Jose Miranda, a security guard employed at Blake’s mother’s Decatur Avenue residence, testified that he did not consider Blake to be a “resident” of his mother’s apartment house (which is a residence for people 62 years old and older) because he only visited 1-2 times a week. Mr. Miranda acknowledged, however, that Blake stayed overnight when he did, but only regarded him as a visitor.
When you examine Michael Blake’s entire life, one can clearly see that Mr. Blake’s only intention has been to get as far away from the Bronx as possible. To create a life elsewhere away from the harsh realities of life in the Bronx. That is, until he saw the opportunity to run for a vacant Bronx assembly seat, did he suddenly decide to recreate himself as a prodigal son returned home.
Lastly, it should bother voters in the 79 AD that since turning 18, Mr. Blake has never cared to vote in his home state or hometown until he was preparing to run for local office. Absentee voting (just like a bed in either one of his parents’ home) has always been available to him.

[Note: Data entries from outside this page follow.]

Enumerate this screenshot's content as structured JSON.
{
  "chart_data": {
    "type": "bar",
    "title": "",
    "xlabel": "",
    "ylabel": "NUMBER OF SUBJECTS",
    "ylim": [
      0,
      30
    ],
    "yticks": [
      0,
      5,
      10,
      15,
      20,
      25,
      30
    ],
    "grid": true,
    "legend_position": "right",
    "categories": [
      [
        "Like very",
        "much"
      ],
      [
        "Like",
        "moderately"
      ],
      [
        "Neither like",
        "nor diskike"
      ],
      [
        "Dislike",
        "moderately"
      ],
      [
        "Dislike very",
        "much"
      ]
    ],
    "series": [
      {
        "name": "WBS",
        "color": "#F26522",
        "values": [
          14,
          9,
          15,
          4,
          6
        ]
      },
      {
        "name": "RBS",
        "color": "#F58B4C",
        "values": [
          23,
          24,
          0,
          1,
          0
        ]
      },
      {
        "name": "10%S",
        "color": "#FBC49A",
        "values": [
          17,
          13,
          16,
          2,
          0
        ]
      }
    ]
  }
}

Instead, he chose to live and vote in Chicago, IL (’04), Lansing, MI (’06, ’08), and the District of Columbia (’10, ’12). In his 14 year voting history, Blake has only voted last year or so in the Bronx (’13, ’14). Forget about him not paying state/city taxes to support our schools, police, social services, infrastructure, etc.

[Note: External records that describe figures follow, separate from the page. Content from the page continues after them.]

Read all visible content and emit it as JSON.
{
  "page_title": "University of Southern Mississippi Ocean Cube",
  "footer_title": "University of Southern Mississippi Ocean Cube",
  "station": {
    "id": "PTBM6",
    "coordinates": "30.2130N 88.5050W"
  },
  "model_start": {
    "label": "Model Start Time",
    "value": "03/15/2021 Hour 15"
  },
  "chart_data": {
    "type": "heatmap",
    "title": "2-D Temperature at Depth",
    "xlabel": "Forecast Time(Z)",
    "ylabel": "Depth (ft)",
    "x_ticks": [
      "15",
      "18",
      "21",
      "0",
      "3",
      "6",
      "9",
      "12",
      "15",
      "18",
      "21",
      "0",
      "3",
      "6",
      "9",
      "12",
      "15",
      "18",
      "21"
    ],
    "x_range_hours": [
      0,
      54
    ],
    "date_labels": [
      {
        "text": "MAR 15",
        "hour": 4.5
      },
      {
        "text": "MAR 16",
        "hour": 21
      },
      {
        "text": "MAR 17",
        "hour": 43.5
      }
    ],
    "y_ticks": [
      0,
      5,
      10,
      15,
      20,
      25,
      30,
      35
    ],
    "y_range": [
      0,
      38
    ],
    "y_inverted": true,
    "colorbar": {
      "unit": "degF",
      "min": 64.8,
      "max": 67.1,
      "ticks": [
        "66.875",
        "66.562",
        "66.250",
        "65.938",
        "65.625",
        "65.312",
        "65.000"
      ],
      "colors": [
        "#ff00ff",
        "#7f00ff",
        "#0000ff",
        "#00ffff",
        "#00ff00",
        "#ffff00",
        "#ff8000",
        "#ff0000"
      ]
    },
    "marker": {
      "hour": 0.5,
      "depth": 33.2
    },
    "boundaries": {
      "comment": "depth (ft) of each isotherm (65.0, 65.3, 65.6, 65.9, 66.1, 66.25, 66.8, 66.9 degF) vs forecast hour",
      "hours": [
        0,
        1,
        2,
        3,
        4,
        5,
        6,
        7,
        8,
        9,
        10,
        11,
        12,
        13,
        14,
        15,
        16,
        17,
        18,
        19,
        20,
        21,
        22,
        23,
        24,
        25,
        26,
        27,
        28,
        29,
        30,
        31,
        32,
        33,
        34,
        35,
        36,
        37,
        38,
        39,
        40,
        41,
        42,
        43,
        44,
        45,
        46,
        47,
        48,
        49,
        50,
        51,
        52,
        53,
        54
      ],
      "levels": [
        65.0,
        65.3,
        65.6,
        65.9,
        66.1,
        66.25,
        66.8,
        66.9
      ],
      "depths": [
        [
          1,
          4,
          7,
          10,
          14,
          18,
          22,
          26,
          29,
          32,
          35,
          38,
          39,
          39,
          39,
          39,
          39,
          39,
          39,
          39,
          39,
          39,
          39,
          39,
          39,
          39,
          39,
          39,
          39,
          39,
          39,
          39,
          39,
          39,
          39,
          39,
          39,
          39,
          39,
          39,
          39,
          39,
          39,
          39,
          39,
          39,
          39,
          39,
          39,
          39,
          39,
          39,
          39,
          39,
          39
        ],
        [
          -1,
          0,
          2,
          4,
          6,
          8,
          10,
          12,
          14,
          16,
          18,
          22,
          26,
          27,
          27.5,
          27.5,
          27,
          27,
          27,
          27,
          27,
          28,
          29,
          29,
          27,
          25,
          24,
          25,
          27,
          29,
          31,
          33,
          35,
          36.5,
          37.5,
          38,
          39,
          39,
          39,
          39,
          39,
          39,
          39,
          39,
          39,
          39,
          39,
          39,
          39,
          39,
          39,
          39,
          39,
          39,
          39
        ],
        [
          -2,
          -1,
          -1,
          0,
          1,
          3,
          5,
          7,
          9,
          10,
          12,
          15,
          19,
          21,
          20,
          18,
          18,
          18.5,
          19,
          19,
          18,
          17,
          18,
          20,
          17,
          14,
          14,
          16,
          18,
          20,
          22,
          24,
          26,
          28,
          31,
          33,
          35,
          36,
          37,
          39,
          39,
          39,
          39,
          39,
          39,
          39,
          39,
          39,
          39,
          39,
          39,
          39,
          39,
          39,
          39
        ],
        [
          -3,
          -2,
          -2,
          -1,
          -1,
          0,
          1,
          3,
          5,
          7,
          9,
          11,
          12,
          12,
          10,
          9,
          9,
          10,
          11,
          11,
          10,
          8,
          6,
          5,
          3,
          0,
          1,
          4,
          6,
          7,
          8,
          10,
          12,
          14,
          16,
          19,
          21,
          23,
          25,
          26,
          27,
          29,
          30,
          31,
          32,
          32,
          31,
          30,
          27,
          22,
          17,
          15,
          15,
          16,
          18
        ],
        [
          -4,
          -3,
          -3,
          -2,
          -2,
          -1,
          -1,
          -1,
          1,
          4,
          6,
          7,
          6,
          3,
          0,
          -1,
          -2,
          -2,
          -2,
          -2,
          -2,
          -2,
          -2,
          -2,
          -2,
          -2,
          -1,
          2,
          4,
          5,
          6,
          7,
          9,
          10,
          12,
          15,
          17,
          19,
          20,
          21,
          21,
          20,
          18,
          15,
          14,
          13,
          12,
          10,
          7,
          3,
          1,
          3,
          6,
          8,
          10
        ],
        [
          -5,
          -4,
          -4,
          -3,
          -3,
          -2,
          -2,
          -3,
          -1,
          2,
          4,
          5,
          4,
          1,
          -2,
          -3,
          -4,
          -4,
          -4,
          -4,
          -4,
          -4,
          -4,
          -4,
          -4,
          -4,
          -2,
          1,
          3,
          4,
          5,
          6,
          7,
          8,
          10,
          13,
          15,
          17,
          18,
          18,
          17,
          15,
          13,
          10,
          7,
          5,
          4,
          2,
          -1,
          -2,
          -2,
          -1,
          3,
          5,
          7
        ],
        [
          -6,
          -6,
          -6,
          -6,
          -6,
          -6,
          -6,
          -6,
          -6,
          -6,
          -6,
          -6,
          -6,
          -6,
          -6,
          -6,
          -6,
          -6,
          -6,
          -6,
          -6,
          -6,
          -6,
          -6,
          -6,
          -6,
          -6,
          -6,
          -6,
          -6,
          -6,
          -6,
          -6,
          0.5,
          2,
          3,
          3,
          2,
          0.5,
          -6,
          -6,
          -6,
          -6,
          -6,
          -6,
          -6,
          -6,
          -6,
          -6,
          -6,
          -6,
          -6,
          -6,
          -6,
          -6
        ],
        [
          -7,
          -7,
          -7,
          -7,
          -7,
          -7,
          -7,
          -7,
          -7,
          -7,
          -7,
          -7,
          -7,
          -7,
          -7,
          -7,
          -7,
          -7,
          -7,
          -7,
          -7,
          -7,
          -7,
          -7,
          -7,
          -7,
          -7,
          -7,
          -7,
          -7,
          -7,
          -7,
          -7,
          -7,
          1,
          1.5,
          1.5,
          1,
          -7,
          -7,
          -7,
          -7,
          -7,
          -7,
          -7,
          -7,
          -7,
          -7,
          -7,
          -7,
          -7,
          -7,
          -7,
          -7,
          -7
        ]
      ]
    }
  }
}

Blake has shown little interest in the city and borough of his birth. However, the cities of Chicago, Evanston, Lansing, Washington, DC and the nation have greatly benefited from Mr. Blake’s time, attention and talents. Just not the Bronx.
On the five-year state residency requirement, Mr. Blake simply fails to meet the mark. His effort at creating a history of residential intent and evidence of a “deep and abiding connection to the Bronx” blew up in his face. The court will not accept his cute gyrations and recent reworking of his tax filings. Too bad, though. The Bronx could use some more talented individuals committed to its betterment.
And if, as Mr. Blake told an interviewer (when asked to describe himself in three words), it’s “Not. About. Me,” the prodigal son will continue performing community work on behalf of young and disadvantaged people.
I truly hope so.
While the Bronx could use his talents, the laws of New York state should apply equally to all.
I’ve had my say.
It’s now time for seasoned jurists to weigh in on the matter.
This matter will now be decided by Judge Carter, the Appellate Division, 2nd Department, and undoubtedly, the State Court of Appeals.
[This post has been edited.]
Michael Benjamin is a columnist and blogger as well as a former state legislator who represented the 79 AD, 2003-2010.